Working with long-term care facilities is an ongoing priority for Arlington Public Health
- Public Health works with skilled nursing and assisted living facilities throughout the year to control and prevent outbreaks, such as norovirus and the seasonal flu, even prior to COVID.
- Providing infection control guidance is part of the division’s standard operating procedures.
- Staff proactively conduct general infection control outreach, providing guidance every year right before norovirus and flu season.
- Arlington Public Health works closely with Arlington Aging and Disability Services, who also works with the LTCFs year-round.
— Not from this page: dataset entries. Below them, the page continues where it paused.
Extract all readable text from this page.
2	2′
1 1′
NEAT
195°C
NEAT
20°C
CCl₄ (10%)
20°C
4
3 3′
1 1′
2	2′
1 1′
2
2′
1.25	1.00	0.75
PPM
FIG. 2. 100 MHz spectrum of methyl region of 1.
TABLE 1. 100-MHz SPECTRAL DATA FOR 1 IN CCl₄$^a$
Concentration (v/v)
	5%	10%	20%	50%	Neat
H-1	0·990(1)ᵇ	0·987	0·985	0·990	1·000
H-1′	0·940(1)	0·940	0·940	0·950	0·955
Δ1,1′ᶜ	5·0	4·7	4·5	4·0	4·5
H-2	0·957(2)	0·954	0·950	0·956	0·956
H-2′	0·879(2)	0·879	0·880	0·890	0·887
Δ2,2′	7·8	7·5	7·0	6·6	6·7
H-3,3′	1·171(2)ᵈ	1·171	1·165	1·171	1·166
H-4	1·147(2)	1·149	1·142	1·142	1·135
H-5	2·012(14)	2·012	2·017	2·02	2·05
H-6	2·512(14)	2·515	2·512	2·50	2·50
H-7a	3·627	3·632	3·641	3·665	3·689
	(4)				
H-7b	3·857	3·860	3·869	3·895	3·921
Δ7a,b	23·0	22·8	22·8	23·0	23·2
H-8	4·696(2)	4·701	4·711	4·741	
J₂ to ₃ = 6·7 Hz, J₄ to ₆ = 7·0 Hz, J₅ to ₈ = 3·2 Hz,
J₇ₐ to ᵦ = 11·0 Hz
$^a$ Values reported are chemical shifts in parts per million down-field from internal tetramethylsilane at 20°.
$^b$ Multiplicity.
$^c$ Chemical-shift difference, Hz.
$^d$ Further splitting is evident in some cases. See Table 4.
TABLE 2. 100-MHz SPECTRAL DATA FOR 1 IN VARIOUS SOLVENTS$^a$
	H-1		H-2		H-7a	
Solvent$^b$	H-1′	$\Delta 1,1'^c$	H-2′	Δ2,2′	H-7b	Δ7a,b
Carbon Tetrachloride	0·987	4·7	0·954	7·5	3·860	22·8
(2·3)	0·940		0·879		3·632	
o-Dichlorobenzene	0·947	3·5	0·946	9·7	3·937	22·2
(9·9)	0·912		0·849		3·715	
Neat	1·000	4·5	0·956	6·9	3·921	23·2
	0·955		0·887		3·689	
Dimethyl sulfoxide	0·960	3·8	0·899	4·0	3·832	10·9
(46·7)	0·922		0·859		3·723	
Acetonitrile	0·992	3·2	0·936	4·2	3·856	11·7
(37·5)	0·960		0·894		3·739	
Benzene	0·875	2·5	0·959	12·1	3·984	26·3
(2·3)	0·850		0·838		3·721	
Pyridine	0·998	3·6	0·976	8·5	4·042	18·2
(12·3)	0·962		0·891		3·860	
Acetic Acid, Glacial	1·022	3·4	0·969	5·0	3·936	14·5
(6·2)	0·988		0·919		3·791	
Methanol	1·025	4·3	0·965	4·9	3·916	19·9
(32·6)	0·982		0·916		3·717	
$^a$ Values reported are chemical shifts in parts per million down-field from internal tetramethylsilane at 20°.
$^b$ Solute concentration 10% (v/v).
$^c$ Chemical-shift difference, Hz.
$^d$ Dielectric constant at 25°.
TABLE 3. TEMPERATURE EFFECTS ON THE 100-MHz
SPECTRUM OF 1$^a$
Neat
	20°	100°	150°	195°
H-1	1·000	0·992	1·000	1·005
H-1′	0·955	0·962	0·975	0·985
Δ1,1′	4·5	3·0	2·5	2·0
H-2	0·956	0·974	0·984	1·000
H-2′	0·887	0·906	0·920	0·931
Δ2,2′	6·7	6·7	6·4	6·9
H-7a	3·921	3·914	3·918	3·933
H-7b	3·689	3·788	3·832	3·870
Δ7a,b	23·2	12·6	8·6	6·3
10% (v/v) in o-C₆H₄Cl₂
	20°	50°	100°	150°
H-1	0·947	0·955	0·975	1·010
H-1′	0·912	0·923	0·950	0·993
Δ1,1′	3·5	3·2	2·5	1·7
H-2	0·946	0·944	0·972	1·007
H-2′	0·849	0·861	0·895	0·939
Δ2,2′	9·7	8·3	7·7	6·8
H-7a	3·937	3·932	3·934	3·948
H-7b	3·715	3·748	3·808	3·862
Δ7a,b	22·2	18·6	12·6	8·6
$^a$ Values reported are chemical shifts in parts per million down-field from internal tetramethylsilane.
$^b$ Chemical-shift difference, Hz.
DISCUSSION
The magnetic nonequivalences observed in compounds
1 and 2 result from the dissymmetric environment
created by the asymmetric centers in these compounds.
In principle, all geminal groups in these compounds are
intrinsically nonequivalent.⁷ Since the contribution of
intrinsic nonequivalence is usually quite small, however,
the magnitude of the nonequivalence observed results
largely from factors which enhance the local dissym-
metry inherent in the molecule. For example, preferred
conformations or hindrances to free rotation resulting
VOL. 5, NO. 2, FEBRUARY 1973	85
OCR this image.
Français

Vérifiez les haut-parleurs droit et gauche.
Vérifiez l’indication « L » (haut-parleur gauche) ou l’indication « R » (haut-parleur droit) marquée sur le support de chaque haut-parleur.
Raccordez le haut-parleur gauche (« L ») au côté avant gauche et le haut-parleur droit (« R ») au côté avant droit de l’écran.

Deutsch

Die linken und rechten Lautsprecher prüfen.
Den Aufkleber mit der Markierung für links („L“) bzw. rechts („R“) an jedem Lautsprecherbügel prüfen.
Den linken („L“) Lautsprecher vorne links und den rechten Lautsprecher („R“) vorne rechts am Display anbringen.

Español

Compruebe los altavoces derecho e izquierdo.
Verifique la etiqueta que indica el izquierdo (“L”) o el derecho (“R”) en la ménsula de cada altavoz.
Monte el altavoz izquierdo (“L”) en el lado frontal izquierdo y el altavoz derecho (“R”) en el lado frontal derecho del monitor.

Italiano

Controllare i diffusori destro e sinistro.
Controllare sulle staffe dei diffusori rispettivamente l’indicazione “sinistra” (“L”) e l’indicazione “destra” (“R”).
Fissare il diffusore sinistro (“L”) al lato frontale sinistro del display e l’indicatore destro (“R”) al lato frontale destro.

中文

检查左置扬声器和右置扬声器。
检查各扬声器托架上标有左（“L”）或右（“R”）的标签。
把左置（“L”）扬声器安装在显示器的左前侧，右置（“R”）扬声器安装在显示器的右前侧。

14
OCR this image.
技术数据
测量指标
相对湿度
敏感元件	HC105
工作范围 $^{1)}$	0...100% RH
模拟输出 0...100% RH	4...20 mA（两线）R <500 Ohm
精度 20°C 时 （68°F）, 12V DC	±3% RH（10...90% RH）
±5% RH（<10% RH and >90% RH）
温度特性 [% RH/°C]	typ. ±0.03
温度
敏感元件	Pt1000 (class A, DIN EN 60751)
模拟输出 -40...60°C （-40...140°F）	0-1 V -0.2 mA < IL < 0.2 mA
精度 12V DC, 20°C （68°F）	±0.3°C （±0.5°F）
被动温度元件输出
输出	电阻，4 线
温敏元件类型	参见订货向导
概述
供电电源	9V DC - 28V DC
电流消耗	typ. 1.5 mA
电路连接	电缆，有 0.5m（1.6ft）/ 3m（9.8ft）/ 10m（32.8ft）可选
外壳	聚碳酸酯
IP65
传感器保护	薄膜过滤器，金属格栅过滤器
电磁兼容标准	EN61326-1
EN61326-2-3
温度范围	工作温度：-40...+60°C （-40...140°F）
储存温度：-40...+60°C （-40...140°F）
Arlington Public Health has been working with these facilities to implement CDC and VDH guidance for COVID-19 infection control and prevention measures, including
- Monitoring residents and staff for signs and symptoms of COVID
- Sending in staff as needed to collect lab specimens to confirm an outbreak
- Providing guidance on proper PPE to use
- Cleaning and disinfecting protocols including those for rooms and common area surfaces
- Restricting visitors, including family members
- Stopping new admissions
- Stopping group activities, including dining
Arlington Public Health is taking additional actions to protect residents and staff:
- Assigning a public health nurse to a facility with a confirmed case of COVID-19.
- The nurse reviews the status of a facility’s compliance with all of the recommendations listed above, and any barriers to implementing the recommendations.
- The nurse provides more education on PPE use and other infection control measures including isolation and quarantine, and cleaning and disinfection
- Sending trained county staff and MRC volunteers to make in person observations of infection control practices in facilities with outbreaks and re-educate facility administrators and staff as needed
- Providing PPE to facilities without these resources as Public Health inventory allows.
- Working with facilities to create an electronic resident and staff census.
- This will help Public Health better detect patterns of illness onset in each facility to identify potential breaks in infection control to work with a facility to correct them.
- Encouraging facilities to provide LTCF staff with sufficient hours and benefits to ensure that staff do not work across multiple facilities as recommended by the state.
- Recommending facilities participate in state sponsored point prevalence surveys (PPS) and to arrange for additional surveys for remaining residents and staff on an ongoing basis to detect asymptomatic spread of COVID-19.
- This is in addition to recommending continued testing for COVID-19 in residents with COVID related symptoms.
- The goal of PPS is to adjust infection control practices when breaks in infection control are detected based on PPS results.
- Identifying MRC volunteers who can do short-term assignments in facilities experiencing staff shortages because of LTCF staff being placed in quarantine or isolation after PPS surveys are conducted or from LTCF staff fears of COVID exposure.
The role of the local health departments including Arlington Public Health — as a part of the Virginia Department of Health – is to provide infection control and prevention guidance to LTCFs.
- If you are concerned that a friend or a family member who is a resident of a long-term care facility might have been exposed to COVID-19 or about their care, please contact the facility’s administrator or Arlington Public Health at 703-228-5200 option 1.
- The state agency which regulates skilled nursing facilities is the Virginia Department of Health’s Office of Licensure and Certification which may be reached at 1-800-955-1819.
- The state agency which regulates assisted living facilities is the Virginia Department of Social Services Division of Licensing Programs which may be reached at 1-800-543-7545.